- Active: 1803–1815
- Country: United Kingdom of Great Britain and Ireland Malta Protectorate/Colony;
- Branch: British Army
- Type: Veterans
- Role: Guards
- Size: Four companies

Commanders
- Commander: Pandolfo Testaferrata (1803–11) Pietro Paolo Testaferrata (1811–15)

= Maltese Veterans =

The Maltese Veterans, also known as the Corps of Veterans, was a corps in the British Army which existed from 1803 to 1815 in Malta, then a British protectorate and later a colony.

According to the Treaty of Amiens of 1802, Britain was to evacuate Malta and restore the islands to the Order of St. John. The treaty also stated that at least half of Malta's garrison had to consist of 2000 Maltese soldiers led by native officers. Although the treaty was not implemented and the British did not evacuate Malta, the garrisons were readjusted, with the existing Maltese Light Infantry, Maltese Militia and Maltese Militia Coast Artillery being disbanded.

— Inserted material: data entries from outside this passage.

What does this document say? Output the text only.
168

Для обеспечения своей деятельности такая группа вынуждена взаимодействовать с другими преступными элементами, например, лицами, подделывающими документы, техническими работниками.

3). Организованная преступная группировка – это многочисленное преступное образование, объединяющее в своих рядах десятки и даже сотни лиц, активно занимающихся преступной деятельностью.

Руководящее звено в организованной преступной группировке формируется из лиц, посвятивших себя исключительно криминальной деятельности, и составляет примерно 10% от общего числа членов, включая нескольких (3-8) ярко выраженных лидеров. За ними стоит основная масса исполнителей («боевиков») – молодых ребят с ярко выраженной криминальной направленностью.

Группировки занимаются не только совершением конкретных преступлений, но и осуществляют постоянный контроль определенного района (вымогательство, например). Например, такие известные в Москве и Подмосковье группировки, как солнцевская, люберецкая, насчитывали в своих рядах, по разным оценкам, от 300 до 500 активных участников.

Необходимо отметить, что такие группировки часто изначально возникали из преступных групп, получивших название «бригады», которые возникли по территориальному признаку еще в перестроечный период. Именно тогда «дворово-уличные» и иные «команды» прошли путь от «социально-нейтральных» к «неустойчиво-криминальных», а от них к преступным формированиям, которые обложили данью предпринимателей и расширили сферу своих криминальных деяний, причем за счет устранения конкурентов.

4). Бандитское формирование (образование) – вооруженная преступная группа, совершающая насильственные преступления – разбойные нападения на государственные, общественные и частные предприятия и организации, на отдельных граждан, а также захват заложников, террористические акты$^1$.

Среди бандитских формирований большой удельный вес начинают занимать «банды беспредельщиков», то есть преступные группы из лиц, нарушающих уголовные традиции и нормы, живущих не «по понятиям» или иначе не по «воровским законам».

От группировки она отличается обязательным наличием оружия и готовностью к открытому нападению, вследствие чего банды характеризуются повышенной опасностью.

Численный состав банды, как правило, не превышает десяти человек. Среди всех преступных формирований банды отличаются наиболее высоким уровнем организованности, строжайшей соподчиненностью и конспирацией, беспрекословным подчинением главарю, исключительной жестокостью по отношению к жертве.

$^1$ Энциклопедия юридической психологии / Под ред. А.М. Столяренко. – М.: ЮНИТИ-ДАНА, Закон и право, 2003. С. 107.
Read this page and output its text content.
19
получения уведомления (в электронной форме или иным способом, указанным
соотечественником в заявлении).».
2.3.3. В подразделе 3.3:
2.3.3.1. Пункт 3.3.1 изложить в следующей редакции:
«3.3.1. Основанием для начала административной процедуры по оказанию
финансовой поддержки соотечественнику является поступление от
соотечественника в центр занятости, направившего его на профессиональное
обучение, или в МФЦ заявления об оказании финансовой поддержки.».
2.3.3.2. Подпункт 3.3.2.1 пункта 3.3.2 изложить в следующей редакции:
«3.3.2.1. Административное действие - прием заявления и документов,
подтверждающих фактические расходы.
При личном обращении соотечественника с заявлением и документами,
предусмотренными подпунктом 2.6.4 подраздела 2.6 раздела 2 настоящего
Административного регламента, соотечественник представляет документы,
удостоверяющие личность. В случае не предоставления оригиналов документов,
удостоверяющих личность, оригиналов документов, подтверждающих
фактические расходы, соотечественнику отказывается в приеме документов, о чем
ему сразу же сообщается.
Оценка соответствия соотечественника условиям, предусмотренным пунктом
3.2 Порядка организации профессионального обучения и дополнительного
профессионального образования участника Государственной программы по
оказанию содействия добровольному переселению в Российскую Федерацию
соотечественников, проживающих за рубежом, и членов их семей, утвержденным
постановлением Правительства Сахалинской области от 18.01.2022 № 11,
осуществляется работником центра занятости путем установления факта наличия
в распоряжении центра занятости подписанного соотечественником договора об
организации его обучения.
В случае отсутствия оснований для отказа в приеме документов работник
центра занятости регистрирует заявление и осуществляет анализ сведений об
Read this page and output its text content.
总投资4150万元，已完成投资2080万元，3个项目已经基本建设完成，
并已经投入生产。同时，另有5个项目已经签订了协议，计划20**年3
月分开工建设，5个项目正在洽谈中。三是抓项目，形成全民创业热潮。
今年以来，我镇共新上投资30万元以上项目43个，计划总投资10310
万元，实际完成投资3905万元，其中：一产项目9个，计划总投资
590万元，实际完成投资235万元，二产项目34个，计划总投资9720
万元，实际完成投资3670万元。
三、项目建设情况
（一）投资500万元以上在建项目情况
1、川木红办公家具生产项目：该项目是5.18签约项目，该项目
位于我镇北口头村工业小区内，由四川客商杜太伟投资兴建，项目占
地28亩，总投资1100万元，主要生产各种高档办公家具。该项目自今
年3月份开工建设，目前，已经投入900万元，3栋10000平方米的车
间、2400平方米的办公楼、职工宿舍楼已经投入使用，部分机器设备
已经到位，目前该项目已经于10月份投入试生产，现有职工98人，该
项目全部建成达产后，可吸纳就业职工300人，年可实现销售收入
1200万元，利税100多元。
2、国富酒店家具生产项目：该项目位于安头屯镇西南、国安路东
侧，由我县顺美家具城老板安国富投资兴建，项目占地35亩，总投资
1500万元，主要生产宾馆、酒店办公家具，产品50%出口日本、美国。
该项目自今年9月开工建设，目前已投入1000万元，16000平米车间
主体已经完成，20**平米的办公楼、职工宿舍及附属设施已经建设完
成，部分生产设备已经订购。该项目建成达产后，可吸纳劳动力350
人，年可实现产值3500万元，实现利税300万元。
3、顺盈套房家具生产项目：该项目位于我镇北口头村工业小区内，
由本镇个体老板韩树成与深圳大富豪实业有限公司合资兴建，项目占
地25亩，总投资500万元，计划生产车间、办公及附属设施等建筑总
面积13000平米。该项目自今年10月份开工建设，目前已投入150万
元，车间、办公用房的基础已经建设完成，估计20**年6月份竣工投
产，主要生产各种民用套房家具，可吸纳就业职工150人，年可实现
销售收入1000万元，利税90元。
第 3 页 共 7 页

The Maltese Veterans were set up in accordance with the treaty in 1803. The unit consisted of four companies with a total of 300 men. Their roles included acting as guards for government offices, military facilities and public spaces. The veterans consisted of the oldest and most experienced Maltese recruits, most of them who had been soldiers during Hospitaller rule or the French occupation. The unit was meant to provide employment for old men, while also encouraging younger men to enlist in other units so that they would be able to join the Veterans when they are older. The unit was commanded by the Marquis Pandolfo Testaferrata until 1811, when he was succeeded by Baron Pietro Paolo Testaferrata. All the officers were Maltese, with the exception of English adjutants who were transferred from British regiments.

The Maltese Veterans assisted civil authorities in the efforts to contain the 1813 plague epidemic in Malta.

The Maltese Veterans were amalgamated with the Maltese Provincial Battalions and the Malta Coast Artillery to form the Royal Malta Fencible Regiment on 16 February 1815.